8 Tanto premesso, il punto fermo da cui partire non può che essere il principio di diritto di CGUE 15.09.2011, secondo il quale un lavoratore ha diritto, durante le sue ferie annuali, non solo al mantenimento del suo stipendio di base, bensì anche, da un lato, a tutti gli elementi intrinsecamente connessi all'espletamento delle mansioni che gli incombono in forza del suo contratto di lavoro e che sono compensati tramite un importo pecuniario incluso nel calcolo della sua retribuzione complessiva e, dall'altro, a tutti gli elementi collegati allo status personale e professionale del lavoratore. Tali principi devono essere interpretati, di conseguenza, non come impositivi di una meccanica parificazione tra la retribuzione feriale e quella degli altri periodi dell'anno, bensì come rivolti a tutelare l'esigenza che il lavoratore non abbia a patire, quando va in ferie, di una riduzione sproporzionata del proprio trattamento retributivo, tale da avere un effetto dissuasivo dell'effettiva fruizione del diritto.

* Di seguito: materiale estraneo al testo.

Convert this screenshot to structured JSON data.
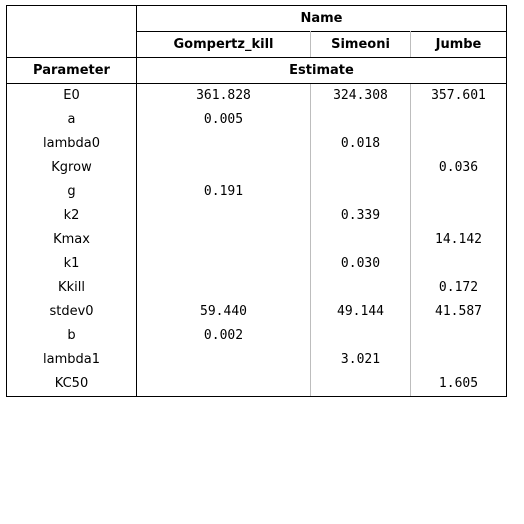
{
  "header": {
    "group_label": "Name",
    "columns": [
      "Gompertz_kill",
      "Simeoni",
      "Jumbe"
    ],
    "parameter_label": "Parameter",
    "estimate_label": "Estimate"
  },
  "rows": [
    {
      "param": "E0",
      "values": [
        "361.828",
        "324.308",
        "357.601"
      ]
    },
    {
      "param": "a",
      "values": [
        "0.005",
        "",
        ""
      ]
    },
    {
      "param": "lambda0",
      "values": [
        "",
        "0.018",
        ""
      ]
    },
    {
      "param": "Kgrow",
      "values": [
        "",
        "",
        "0.036"
      ]
    },
    {
      "param": "g",
      "values": [
        "0.191",
        "",
        ""
      ]
    },
    {
      "param": "k2",
      "values": [
        "",
        "0.339",
        ""
      ]
    },
    {
      "param": "Kmax",
      "values": [
        "",
        "",
        "14.142"
      ]
    },
    {
      "param": "k1",
      "values": [
        "",
        "0.030",
        ""
      ]
    },
    {
      "param": "Kkill",
      "values": [
        "",
        "",
        "0.172"
      ]
    },
    {
      "param": "stdev0",
      "values": [
        "59.440",
        "49.144",
        "41.587"
      ]
    },
    {
      "param": "b",
      "values": [
        "0.002",
        "",
        ""
      ]
    },
    {
      "param": "lambda1",
      "values": [
        "",
        "3.021",
        ""
      ]
    },
    {
      "param": "KC50",
      "values": [
        "",
        "",
        "1.605"
      ]
    }
  ]
}
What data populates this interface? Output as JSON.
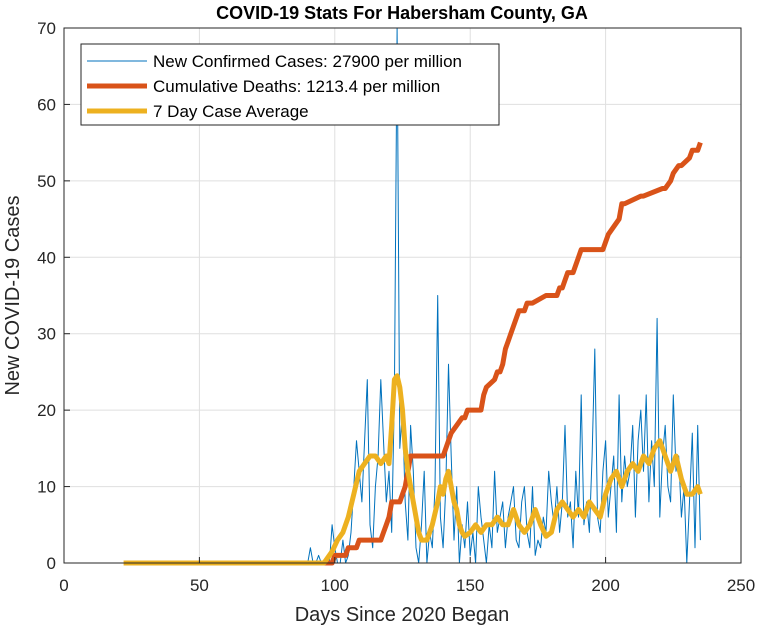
{
  "chart_data": {
    "type": "line",
    "title": "COVID-19 Stats For Habersham County, GA",
    "xlabel": "Days Since 2020 Began",
    "ylabel": "New COVID-19 Cases",
    "xlim": [
      0,
      250
    ],
    "ylim": [
      0,
      70
    ],
    "xticks": [
      0,
      50,
      100,
      150,
      200,
      250
    ],
    "yticks": [
      0,
      10,
      20,
      30,
      40,
      50,
      60,
      70
    ],
    "grid": true,
    "legend_position": "top-left",
    "series": [
      {
        "name": "New Confirmed Cases: 27900 per million",
        "color": "#0072BD",
        "style": "thin",
        "x": [
          22,
          90,
          91,
          92,
          93,
          94,
          95,
          96,
          97,
          98,
          99,
          100,
          101,
          102,
          103,
          104,
          105,
          106,
          107,
          108,
          109,
          110,
          111,
          112,
          113,
          114,
          115,
          116,
          117,
          118,
          119,
          120,
          121,
          122,
          123,
          124,
          125,
          126,
          127,
          128,
          129,
          130,
          131,
          132,
          133,
          134,
          135,
          136,
          137,
          138,
          139,
          140,
          141,
          142,
          143,
          144,
          145,
          146,
          147,
          148,
          149,
          150,
          151,
          152,
          153,
          154,
          155,
          156,
          157,
          158,
          159,
          160,
          161,
          162,
          163,
          164,
          165,
          166,
          167,
          168,
          169,
          170,
          171,
          172,
          173,
          174,
          175,
          176,
          177,
          178,
          179,
          180,
          181,
          182,
          183,
          184,
          185,
          186,
          187,
          188,
          189,
          190,
          191,
          192,
          193,
          194,
          195,
          196,
          197,
          198,
          199,
          200,
          201,
          202,
          203,
          204,
          205,
          206,
          207,
          208,
          209,
          210,
          211,
          212,
          213,
          214,
          215,
          216,
          217,
          218,
          219,
          220,
          221,
          222,
          223,
          224,
          225,
          226,
          227,
          228,
          229,
          230,
          231,
          232,
          233,
          234,
          235
        ],
        "values": [
          0,
          0,
          2,
          0,
          0,
          1,
          0,
          0,
          0,
          0,
          5,
          2,
          0,
          0,
          3,
          0,
          1,
          4,
          10,
          16,
          12,
          8,
          16,
          24,
          5,
          2,
          10,
          14,
          24,
          16,
          8,
          12,
          4,
          22,
          70,
          15,
          20,
          8,
          3,
          18,
          12,
          2,
          0,
          5,
          12,
          0,
          4,
          2,
          10,
          35,
          6,
          2,
          10,
          26,
          14,
          3,
          10,
          0,
          5,
          2,
          8,
          1,
          4,
          0,
          10,
          6,
          3,
          0,
          5,
          2,
          12,
          4,
          6,
          8,
          2,
          6,
          8,
          10,
          3,
          2,
          8,
          10,
          4,
          2,
          10,
          1,
          3,
          2,
          6,
          4,
          12,
          8,
          5,
          10,
          4,
          8,
          18,
          6,
          8,
          2,
          12,
          6,
          22,
          5,
          8,
          4,
          14,
          28,
          6,
          4,
          12,
          16,
          6,
          10,
          14,
          4,
          22,
          8,
          14,
          10,
          12,
          18,
          6,
          16,
          20,
          12,
          22,
          8,
          16,
          10,
          32,
          6,
          14,
          18,
          10,
          8,
          22,
          12,
          14,
          6,
          10,
          0,
          8,
          17,
          2,
          18,
          3
        ]
      },
      {
        "name": "Cumulative Deaths: 1213.4 per million",
        "color": "#D95319",
        "style": "thick",
        "x": [
          95,
          99,
          100,
          104,
          105,
          108,
          109,
          110,
          113,
          114,
          117,
          118,
          119,
          120,
          121,
          124,
          125,
          126,
          127,
          128,
          140,
          141,
          142,
          143,
          147,
          148,
          149,
          154,
          155,
          156,
          159,
          160,
          161,
          162,
          163,
          164,
          165,
          166,
          167,
          168,
          169,
          170,
          171,
          172,
          173,
          178,
          179,
          182,
          183,
          184,
          185,
          186,
          188,
          189,
          190,
          191,
          198,
          199,
          200,
          201,
          205,
          206,
          207,
          213,
          214,
          221,
          222,
          224,
          225,
          227,
          228,
          231,
          232,
          233,
          234,
          235
        ],
        "values": [
          0,
          0,
          1,
          1,
          2,
          2,
          3,
          3,
          3,
          3,
          3,
          4,
          5,
          6,
          8,
          8,
          9,
          10,
          12,
          14,
          14,
          15,
          16,
          17,
          19,
          19,
          20,
          20,
          22,
          23,
          24,
          25,
          25,
          26,
          28,
          29,
          30,
          31,
          32,
          33,
          33,
          33,
          34,
          34,
          34,
          35,
          35,
          35,
          36,
          36,
          37,
          38,
          38,
          39,
          40,
          41,
          41,
          41,
          42,
          43,
          45,
          47,
          47,
          48,
          48,
          49,
          49,
          50,
          51,
          52,
          52,
          53,
          54,
          54,
          54,
          55
        ]
      },
      {
        "name": "7 Day Case Average",
        "color": "#EDB120",
        "style": "thick",
        "x": [
          22,
          96,
          99,
          101,
          103,
          105,
          107,
          109,
          111,
          113,
          115,
          117,
          119,
          120,
          121,
          122,
          123,
          124,
          125,
          126,
          127,
          128,
          129,
          130,
          131,
          132,
          134,
          136,
          138,
          139,
          140,
          141,
          142,
          143,
          144,
          145,
          146,
          147,
          148,
          150,
          152,
          154,
          156,
          158,
          160,
          162,
          164,
          166,
          168,
          170,
          172,
          174,
          176,
          178,
          180,
          182,
          184,
          186,
          188,
          190,
          192,
          194,
          196,
          198,
          200,
          202,
          204,
          206,
          208,
          210,
          212,
          214,
          216,
          218,
          220,
          222,
          224,
          226,
          228,
          230,
          232,
          234,
          235
        ],
        "values": [
          0,
          0,
          1.5,
          3,
          4,
          6,
          9,
          12,
          13,
          14,
          14,
          13,
          14,
          13,
          18,
          24,
          24.5,
          23,
          20,
          15,
          12,
          10,
          8,
          6,
          4,
          3,
          3,
          5,
          8,
          10,
          9,
          11,
          12,
          10,
          8,
          7,
          5,
          4,
          3.5,
          4,
          5,
          4,
          5,
          5,
          6,
          5,
          5,
          7,
          5,
          4,
          5,
          7,
          5,
          3.5,
          4,
          7,
          8,
          7,
          6,
          7,
          6,
          8,
          7,
          6,
          9,
          11,
          12,
          10,
          12,
          13,
          12,
          14,
          13,
          15,
          16,
          14,
          12,
          14,
          11,
          9,
          9,
          10,
          9
        ]
      }
    ]
  }
}
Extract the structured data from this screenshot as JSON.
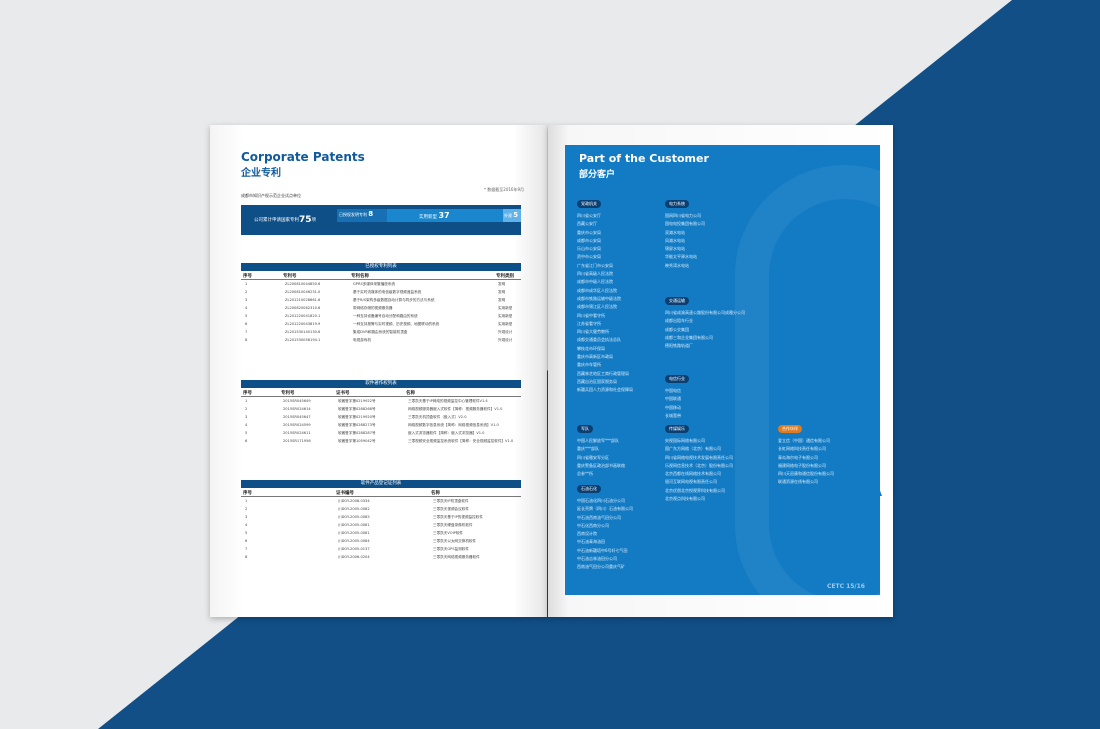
{
  "left": {
    "title_en": "Corporate Patents",
    "title_cn": "企业专利",
    "subtitle": "成都市知识产权示范企业试点单位",
    "note": "* 数据截至2016年9月",
    "stats": {
      "total": "公司累计申请国家专利",
      "total_num": "75",
      "unit": "项",
      "invent": "已授权发明专利",
      "invent_num": "8",
      "utility": "实用新型",
      "utility_num": "37",
      "design": "外观",
      "design_num": "5"
    },
    "table1": {
      "title": "已授权专利列表",
      "cols": [
        "序号",
        "专利号",
        "专利名称",
        "专利类别"
      ],
      "rows": [
        [
          "1",
          "ZL200810044850.6",
          "GPRS多媒体采集播放系统",
          "发明"
        ],
        [
          "2",
          "ZL200810046231.0",
          "基于实时流媒体的电信级数字视频遥监系统",
          "发明"
        ],
        [
          "3",
          "ZL201210028661.6",
          "基于B/S架构多级数据自动计算与同步的方法与系统",
          "发明"
        ],
        [
          "4",
          "ZL200820062310.6",
          "带网络存储的视频服务器",
          "实用新型"
        ],
        [
          "5",
          "ZL201220041820.1",
          "一种支持设备编号自动分配和路由的系统",
          "实用新型"
        ],
        [
          "6",
          "ZL201220043819.9",
          "一种支持报警与实时视频、历史视频、地图联动的系统",
          "实用新型"
        ],
        [
          "7",
          "ZL201530140130.6",
          "集成DVR和路由系统的智能机顶盒",
          "外观设计"
        ],
        [
          "8",
          "ZL201530058194.1",
          "电视游戏机",
          "外观设计"
        ]
      ]
    },
    "table2": {
      "title": "软件著作权列表",
      "cols": [
        "序号",
        "专利号",
        "证书号",
        "名称"
      ],
      "rows": [
        [
          "1",
          "2015SR045649",
          "软著登字第0219922号",
          "三零凯天基于IP网络的视频监控中心管理软件V1.4"
        ],
        [
          "2",
          "2015SR024614",
          "软著登字第0288268号",
          "网络视频服务器嵌入式软件【简称：视频服务器软件】V1.0"
        ],
        [
          "3",
          "2015SR045647",
          "软著登字第0219920号",
          "三零凯天机顶盒软件（嵌入式）V2.0"
        ],
        [
          "4",
          "2015SR024599",
          "软著登字第0288273号",
          "网络视频数字信息系统【简称：网络视频信息系统】V1.0"
        ],
        [
          "5",
          "2015SR024611",
          "软著登字第0288287号",
          "嵌入式浏览器软件【简称：嵌入式浏览器】V1.0"
        ],
        [
          "6",
          "2015SR171956",
          "软著登字第1059042号",
          "三零视频安全视频监控系统软件【简称：安全视频监控软件】V1.0"
        ]
      ]
    },
    "table3": {
      "title": "软件产品登记证列表",
      "cols": [
        "序号",
        "证书编号",
        "名称"
      ],
      "rows": [
        [
          "1",
          "川DGY-2008-0334",
          "三零凯天IP机顶盒软件"
        ],
        [
          "2",
          "川DGY-2005-0082",
          "三零凯天视频会议软件"
        ],
        [
          "3",
          "川DGY-2005-0085",
          "三零凯天基于IP的视频监控软件"
        ],
        [
          "4",
          "川DGY-2005-0081",
          "三零凯天硬盘录像机软件"
        ],
        [
          "5",
          "川DGY-2005-0081",
          "三零凯天VOIP软件"
        ],
        [
          "6",
          "川DGY-2005-0084",
          "三零凯天以太网交换机软件"
        ],
        [
          "7",
          "川DGY-2005-0137",
          "三零凯天GPS监测软件"
        ],
        [
          "8",
          "川DGY-2006-0204",
          "三零凯天网络视频服务器软件"
        ]
      ]
    }
  },
  "right": {
    "title_en": "Part of the Customer",
    "title_cn": "部分客户",
    "page": "CETC 15/16",
    "groups": [
      {
        "name": "党政机关",
        "items": [
          "四川省公安厅",
          "西藏公安厅",
          "重庆市公安局",
          "成都市公安局",
          "乐山市公安局",
          "资中市公安局",
          "广东省江门市公安局",
          "四川省高级人民法院",
          "成都市中级人民法院",
          "成都市成华区人民法院",
          "成都市铁路运输中级法院",
          "成都市锦江区人民法院",
          "四川省中看守所",
          "江苏省看守所",
          "四川省大健劳教所",
          "成都交通委员会执法总队",
          "攀枝花市环保局",
          "重庆市高新区市政局",
          "重庆市车管所",
          "西藏林芝地区工商行政管理局",
          "西藏自治区国家税务局",
          "新疆兵团人力资源和社会保障局"
        ]
      },
      {
        "name": "电力系统",
        "items": [
          "国网四川省电力公司",
          "国电电投集团有限公司",
          "双滩水电站",
          "凤滩水电站",
          "锦屏水电站",
          "华能太平驿水电站",
          "映秀湾水电站"
        ]
      },
      {
        "name": "交通运输",
        "items": [
          "四川省成渝高速公路股份有限公司成雅分公司",
          "成都出租车行业",
          "成都公交集团",
          "成都三和企业集团有限公司",
          "德阳铁路轨道厂"
        ]
      },
      {
        "name": "电信行业",
        "items": [
          "中国电信",
          "中国联通",
          "中国移动",
          "长城宽带"
        ]
      },
      {
        "name": "军队",
        "items": [
          "中国人民解放军***部队",
          "重庆***部队",
          "四川省雅安军分区",
          "重庆警备区政治部书画联络",
          "总参**所"
        ]
      },
      {
        "name": "石油石化",
        "items": [
          "中国石油化四川石油分公司",
          "延长壳牌（四川）石油有限公司",
          "中石油西南油气田分公司",
          "中石化西南分公司",
          "西南设计院",
          "中石油青海油田",
          "中石油新疆塔中6号轩七气田",
          "中石油吉林油田分公司",
          "西南油气田分公司重庆气矿"
        ]
      },
      {
        "name": "传媒娱乐",
        "items": [
          "央视国际网络有限公司",
          "国广东方网络（北京）有限公司",
          "四川省网络电视技术发展有限责任公司",
          "乐视网信息技术（北京）股份有限公司",
          "北京西都在线网络技术有限公司",
          "银河互联网电视有限责任公司",
          "北京优朋北京悦视界科技有限公司",
          "北京视点科技有限公司"
        ]
      },
      {
        "name": "合作伙伴",
        "items": [
          "爱立信（中国）通信有限公司",
          "长虹网络科技责任有限公司",
          "青岛海尔电子有限公司",
          "福建网络电子股份有限公司",
          "四川天邑康和通信股份有限公司",
          "联通资源在线有限公司"
        ]
      }
    ]
  },
  "colors": {
    "brand": "#0f4f87",
    "right_panel": "#137bc4",
    "partner_tag": "#e07b20",
    "background_blue": "#114f86"
  }
}
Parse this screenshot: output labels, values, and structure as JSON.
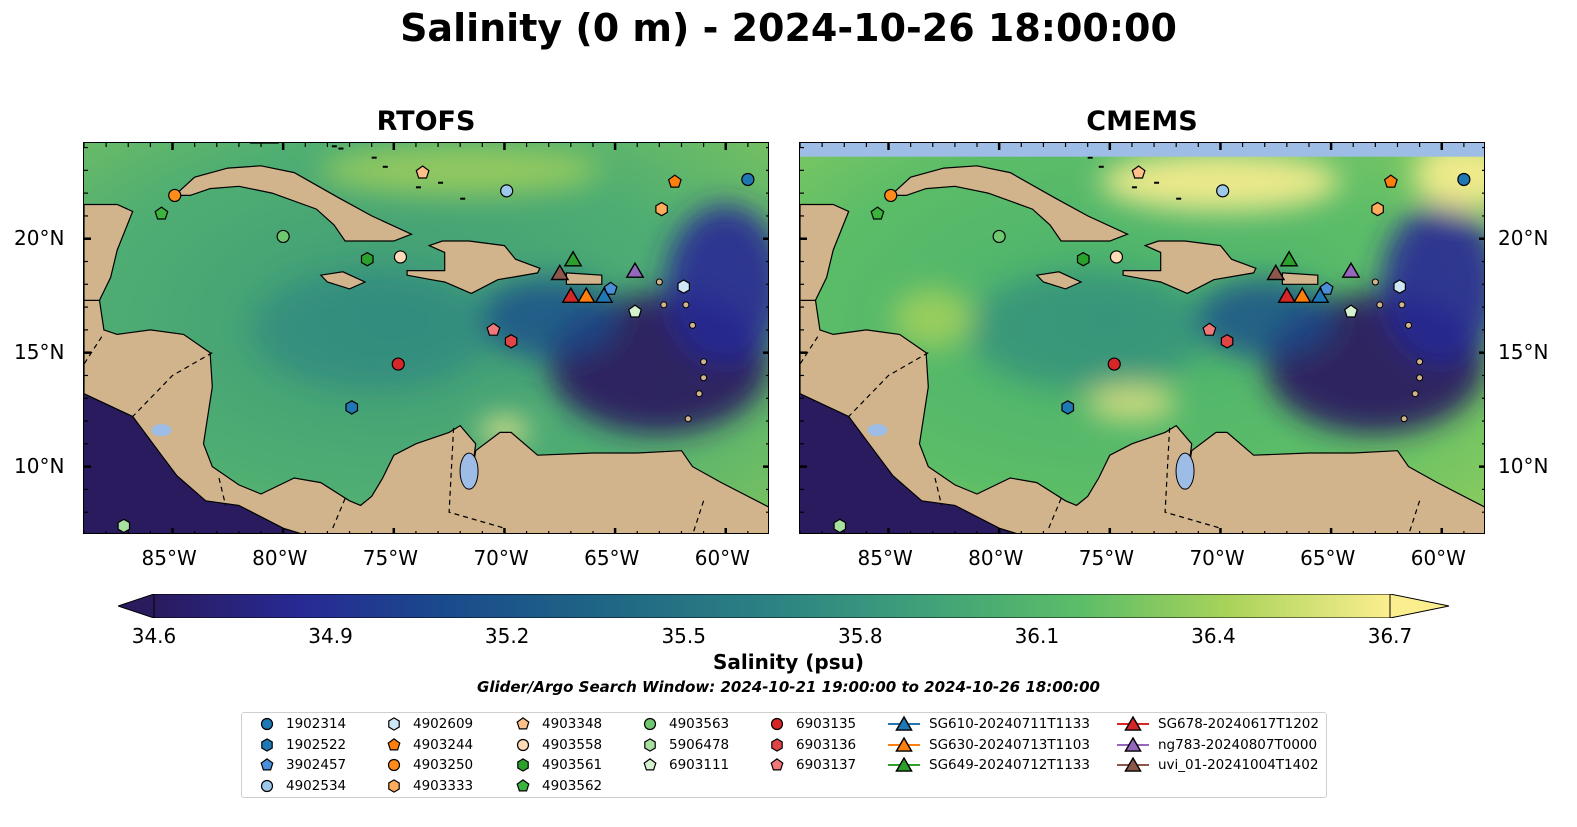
{
  "title": "Salinity (0 m) - 2024-10-26 18:00:00",
  "panels": [
    {
      "title": "RTOFS"
    },
    {
      "title": "CMEMS"
    }
  ],
  "lat_ticks": [
    "20°N",
    "15°N",
    "10°N"
  ],
  "lon_ticks": [
    "85°W",
    "80°W",
    "75°W",
    "70°W",
    "65°W",
    "60°W"
  ],
  "colorbar": {
    "label": "Salinity (psu)",
    "ticks": [
      "34.6",
      "34.9",
      "35.2",
      "35.5",
      "35.8",
      "36.1",
      "36.4",
      "36.7"
    ],
    "range": [
      34.6,
      36.7
    ],
    "colormap": "haline"
  },
  "search_window": "Glider/Argo Search Window: 2024-10-21 19:00:00 to 2024-10-26 18:00:00",
  "colors": {
    "land": "#d2b48c",
    "lakes": "#9dbde6",
    "low_salinity": "#2a1b5f",
    "high_salinity": "#fbee8f"
  },
  "chart_data": {
    "type": "heatmap",
    "lon_range": [
      -89,
      -58
    ],
    "lat_range": [
      7,
      24.2
    ],
    "floats": [
      {
        "id": "1902314",
        "marker": "circle",
        "color": "#1f77b4",
        "lon": -59,
        "lat": 22.6
      },
      {
        "id": "1902522",
        "marker": "hexagon",
        "color": "#1f77b4",
        "lon": -76.9,
        "lat": 12.6
      },
      {
        "id": "3902457",
        "marker": "pentagon",
        "color": "#4a90d9",
        "lon": -65.2,
        "lat": 17.8
      },
      {
        "id": "4902534",
        "marker": "circle",
        "color": "#9ec8ea",
        "lon": -69.9,
        "lat": 22.1
      },
      {
        "id": "4902609",
        "marker": "hexagon",
        "color": "#cfe6f7",
        "lon": -61.9,
        "lat": 17.9
      },
      {
        "id": "4903244",
        "marker": "pentagon",
        "color": "#ff7f0e",
        "lon": -62.3,
        "lat": 22.5
      },
      {
        "id": "4903250",
        "marker": "circle",
        "color": "#ff8c1a",
        "lon": -84.9,
        "lat": 21.9
      },
      {
        "id": "4903333",
        "marker": "hexagon",
        "color": "#ffad5c",
        "lon": -62.9,
        "lat": 21.3
      },
      {
        "id": "4903348",
        "marker": "pentagon",
        "color": "#ffc08a",
        "lon": -73.7,
        "lat": 22.9
      },
      {
        "id": "4903558",
        "marker": "circle",
        "color": "#ffdcb8",
        "lon": -74.7,
        "lat": 19.2
      },
      {
        "id": "4903561",
        "marker": "hexagon",
        "color": "#2ca02c",
        "lon": -76.2,
        "lat": 19.1
      },
      {
        "id": "4903562",
        "marker": "pentagon",
        "color": "#3cb43c",
        "lon": -85.5,
        "lat": 21.1
      },
      {
        "id": "4903563",
        "marker": "circle",
        "color": "#6fc76f",
        "lon": -80,
        "lat": 20.1
      },
      {
        "id": "5906478",
        "marker": "hexagon",
        "color": "#a8e0a0",
        "lon": -87.2,
        "lat": 7.4
      },
      {
        "id": "6903111",
        "marker": "pentagon",
        "color": "#d4f2cd",
        "lon": -64.1,
        "lat": 16.8
      },
      {
        "id": "6903135",
        "marker": "circle",
        "color": "#d62728",
        "lon": -74.8,
        "lat": 14.5
      },
      {
        "id": "6903136",
        "marker": "hexagon",
        "color": "#e04545",
        "lon": -69.7,
        "lat": 15.5
      },
      {
        "id": "6903137",
        "marker": "pentagon",
        "color": "#f07878",
        "lon": -70.5,
        "lat": 16
      }
    ],
    "gliders": [
      {
        "id": "SG610-20240711T1133",
        "color": "#1f77b4",
        "lon": -65.5,
        "lat": 17.5
      },
      {
        "id": "SG630-20240713T1103",
        "color": "#ff7f0e",
        "lon": -66.3,
        "lat": 17.5
      },
      {
        "id": "SG649-20240712T1133",
        "color": "#2ca02c",
        "lon": -66.9,
        "lat": 19.1
      },
      {
        "id": "SG678-20240617T1202",
        "color": "#d62728",
        "lon": -67,
        "lat": 17.5
      },
      {
        "id": "ng783-20240807T0000",
        "color": "#9467bd",
        "lon": -64.1,
        "lat": 18.6
      },
      {
        "id": "uvi_01-20241004T1402",
        "color": "#8c564b",
        "lon": -67.5,
        "lat": 18.5
      }
    ]
  }
}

In altri termini, per poter essere inclusa nella base di calcolo della retribuzione feriale, una voce retributiva deve rispondere ai seguenti requisiti: a) deve essere intrinsecamente connessa alla natura delle mansioni svolte dall'interessato, inoltre b) deve compensare uno specifico “disagio” derivante dall'espletamento di dette mansioni (“disagio” nel senso di “dare incomodo”; se ne ha una riprova verificando i termini nei quali si è espressa la CGUE nelle altre principali lingue: nel testo inglese, si parla di un
“inconvenient aspect”, cioè scomodo, disagiato - possibili sinonimi inglesi,
“unconfortable”, “uneasy”, “awkward” -, nel testo francese, di “désagrément”, che significa inconveniente, disagio, fastidio, disturbo), oppure c) deve essere correlata al peculiare status professionale o personale dell'interessato.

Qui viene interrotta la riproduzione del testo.